Re: [PATCH v2 0/2] PCI/ASPM: Enable ASPM and Clock PM by default on devicetree platforms
From: Manivannan Sadhasivam
Date: Tue Nov 11 2025 - 02:25:22 EST
On Tue, Nov 11, 2025 at 03:51:03AM -0300, Val Packett wrote:
>
> On 11/8/25 1:18 PM, Dmitry Baryshkov wrote:
> > On Mon, Sep 22, 2025 at 09:46:43PM +0530, Manivannan Sadhasivam via B4 Relay wrote:
> > > Hi,
> > >
> > > This series is one of the 'let's bite the bullet' kind, where we have decided to
> > > enable all ASPM and Clock PM states by default on devicetree platforms [1]. The
> > > reason why devicetree platforms were chosen because, it will be of minimal
> > > impact compared to the ACPI platforms. So seemed ideal to test the waters.
> > >
> > > This series is tested on Lenovo Thinkpad T14s based on Snapdragon X1 SoC. All
> > > supported ASPM states are getting enabled for both the NVMe and WLAN devices by
> > > default.
> > > [..]
> > The series breaks the DRM CI on DB820C board (apq8096, PCIe network
> > card, NFS root). The board resets randomly after some time ([1]).
>
> Is that reset.. due to the watchdog resetting a hard-frozen system?
>
> Me and a bunch of other people in the #aarch64-laptops irc/matrix room have
> been experiencing these random hard freezes with ASPM enabled for the NVMe
> SSD, on Hamoa (and Purwa too I think) devices.
>
Interesting! ASPM is tested and found to be working on Hamoa and other Qcom
chipsets also, except Makena based chipsets that doesn't support L0s due to
incorrect PHY settings. APQ8096 might be an exception since it is a really old
target and I'm digging up internally regarding the ASPM support.

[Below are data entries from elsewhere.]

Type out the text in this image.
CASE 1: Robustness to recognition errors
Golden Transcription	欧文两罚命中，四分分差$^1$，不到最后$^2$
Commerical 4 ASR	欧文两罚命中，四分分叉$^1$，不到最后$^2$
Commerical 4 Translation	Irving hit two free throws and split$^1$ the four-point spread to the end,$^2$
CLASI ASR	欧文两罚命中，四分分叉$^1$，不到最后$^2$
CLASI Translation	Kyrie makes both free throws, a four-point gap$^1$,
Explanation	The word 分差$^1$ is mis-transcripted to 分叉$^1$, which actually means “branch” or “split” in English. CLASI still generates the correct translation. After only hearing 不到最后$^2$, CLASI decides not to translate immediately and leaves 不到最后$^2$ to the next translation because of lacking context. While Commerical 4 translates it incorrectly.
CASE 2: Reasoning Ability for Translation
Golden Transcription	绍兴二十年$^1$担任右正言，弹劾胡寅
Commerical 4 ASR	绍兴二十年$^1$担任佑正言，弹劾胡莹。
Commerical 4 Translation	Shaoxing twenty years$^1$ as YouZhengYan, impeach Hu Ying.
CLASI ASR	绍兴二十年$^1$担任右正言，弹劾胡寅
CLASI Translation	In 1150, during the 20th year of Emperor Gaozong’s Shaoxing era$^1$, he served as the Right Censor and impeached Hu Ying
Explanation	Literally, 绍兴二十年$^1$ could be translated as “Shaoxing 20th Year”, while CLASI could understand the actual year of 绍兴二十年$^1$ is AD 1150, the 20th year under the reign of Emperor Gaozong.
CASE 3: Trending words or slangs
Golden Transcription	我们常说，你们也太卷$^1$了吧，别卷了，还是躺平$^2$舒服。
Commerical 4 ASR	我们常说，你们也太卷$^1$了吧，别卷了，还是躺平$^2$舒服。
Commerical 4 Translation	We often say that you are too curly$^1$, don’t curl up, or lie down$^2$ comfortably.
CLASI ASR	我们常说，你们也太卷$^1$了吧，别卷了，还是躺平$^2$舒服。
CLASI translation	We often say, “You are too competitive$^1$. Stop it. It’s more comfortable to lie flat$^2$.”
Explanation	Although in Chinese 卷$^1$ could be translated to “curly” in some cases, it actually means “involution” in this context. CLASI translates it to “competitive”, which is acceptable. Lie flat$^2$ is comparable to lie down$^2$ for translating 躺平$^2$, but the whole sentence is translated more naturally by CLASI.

> Totally unpredictable, could be after 4 minutes or 4 days of uptime.
> Panic-indicator LED not blinking, no reaction to magic SysRq, display image
> frozen, just a complete hang until the watchdog does the reset.
>
I have KIOXIA SSD on my T14s. I do see some random hang, but I thought those
predate the ASPM enablement as I saw them earlier as well. But even before this
series, we had ASPM enabled for SSDs on Qcom targets (or devices that gets
enumerated during initial bus scan), so it might be that the SSD doesn't support
ASPM well enough.
But I'm clueless on why it results in a hang. What I know on ARM platforms is
that we get SError aborts and other crazy bus/NOC issues if the device doesn't
respond to the PCIe read request. So the hang could be due to one of those
issues.
> I have confirmed with a modified (to accept args) enable-aspm.sh script[1]
> that disabling ASPM *only* for the SSD, while keeping it *on* for the WiFi
> adapter, is enough to keep the system stable (got to about a month of uptime
> in that state).
>
So this confirms that the controller supports it, and the device (SSD) might be
of fault here.
> If you have reproduced the same issue on an entirely different SoC, it's
> probably a general driver issue.
>
> Please, please help us debug this using your internal secret debug equipment
> :)
>
Starting from v6.18-rc3, we only enable L0s and L1 by default on all devicetree
platforms. Are you seeing the hangs post -rc3 also? If so, could you please
share the SSD model by doing 'lspci -nn'?
Apologies for the inconvenience!
- Mani
--
மணிவண்ணன் சதாசிவம்